Quattro giorni dopo, Charlie stava arrancando nella neve seguendo una delle piste più vecchie della riserva: bacchetta alla mano, una spessa sciarpa opera di sua madre intorno al collo e a coprire metà del viso, il mago seguiva le tracce sui tronchi degli alberi che indicavano la via.
Ancora non era periodo di grandi nevicate, sebbene il tempo fosse ormai vicino, ma del terreno ormai non vi era più alcun segno sotto la coltre bianca.
Erano passati anni dall’ultimo giro di controllo in solitaria nella foresta, il lavoro al centro di ricerca lo aveva sempre più assorbito fino a fargli dimenticare i motivi per cui aveva scelto una simile professione, quando ancora non aveva neanche vent’anni: il contatto con la natura e con i draghi, quelle creature enormi e meravigliose mal comprese da tutti. Libertà.

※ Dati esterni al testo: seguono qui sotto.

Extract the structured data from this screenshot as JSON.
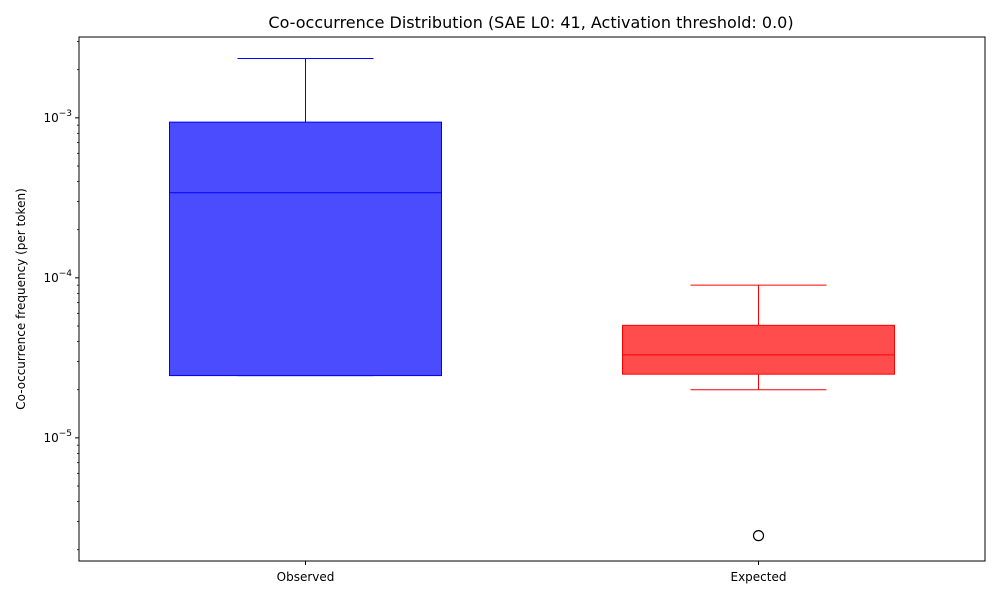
{
  "chart_data": {
    "type": "box",
    "title": "Co-occurrence Distribution (SAE L0: 41, Activation threshold: 0.0)",
    "xlabel": "",
    "ylabel": "Co-occurrence frequency (per token)",
    "yscale": "log",
    "ylim": [
      1.7e-06,
      0.0032
    ],
    "yticks": [
      {
        "value": 1e-05,
        "base": "10",
        "exp": "−5"
      },
      {
        "value": 0.0001,
        "base": "10",
        "exp": "−4"
      },
      {
        "value": 0.001,
        "base": "10",
        "exp": "−3"
      }
    ],
    "categories": [
      "Observed",
      "Expected"
    ],
    "boxes": [
      {
        "name": "Observed",
        "whislo": 2.45e-05,
        "q1": 2.45e-05,
        "med": 0.00034,
        "q3": 0.00094,
        "whishi": 0.00235,
        "fliers": [],
        "color": "#0000ff",
        "fill": "#4c4cff"
      },
      {
        "name": "Expected",
        "whislo": 2e-05,
        "q1": 2.5e-05,
        "med": 3.3e-05,
        "q3": 5.05e-05,
        "whishi": 9e-05,
        "fliers": [
          2.45e-06
        ],
        "color": "#ff0000",
        "fill": "#ff4c4c"
      }
    ],
    "grid": false
  }
}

Avrebbe avuto tutto il tempo che desiderava per quelle passeggiate nella neve e per ritrovare se stesso, ricordò mestamente mentre saltava una grossa radice.
Le cose erano cambiate in fretta negli ultimi giorni: dalla morte di Luc e dal maldestro tentativo di nascondere Kari in un altro luogo prima che trapelasse la notizia della sua esistenza, il Ministero aveva invaso la sua amata riserva e aveva preteso di condurre un’indagine ufficiale su quanto stava accadendo.
Né i due Auror che lo avevano fermato mentre spiegava alla ragazza drago come ferirlo per simulare una fuga da manuale, né il funzionario burocratico che li aveva seguiti gli avevano creduto. Nemmeno a Kari avevano dato ascolto, e la ragazza al momento veniva trattata come un soprammobile troppo sboccato; rinchiusa di nuovo nella camera di massima sicurezza – cosa che detestava, visto che aveva fatto da cella anche a Luc e che dopo quel fatto lei aveva giurato di non metterci più piede – poiché i nuovi arrivati non credevano fosse controllata, la donna ancora non aveva capito se era considerata una vittima o una criminale.
Non vi erano dubbi, invece, sul fatto che lui, Charlie Weasley, fosse ritenuto responsabile per il rapimento di Kari, e che fosse incolpato di esperimenti illeciti su Babbani e di omicidio. Non avevano ancora trovato le prove per incriminarlo e non le avrebbero mai trovate del resto, ma gli Auror gli stavano col fiato sul collo. Sarebbero usciti con lui nella riserva, se non avessero avuto troppa paura di finire sbranati da un drago. Imbecilli…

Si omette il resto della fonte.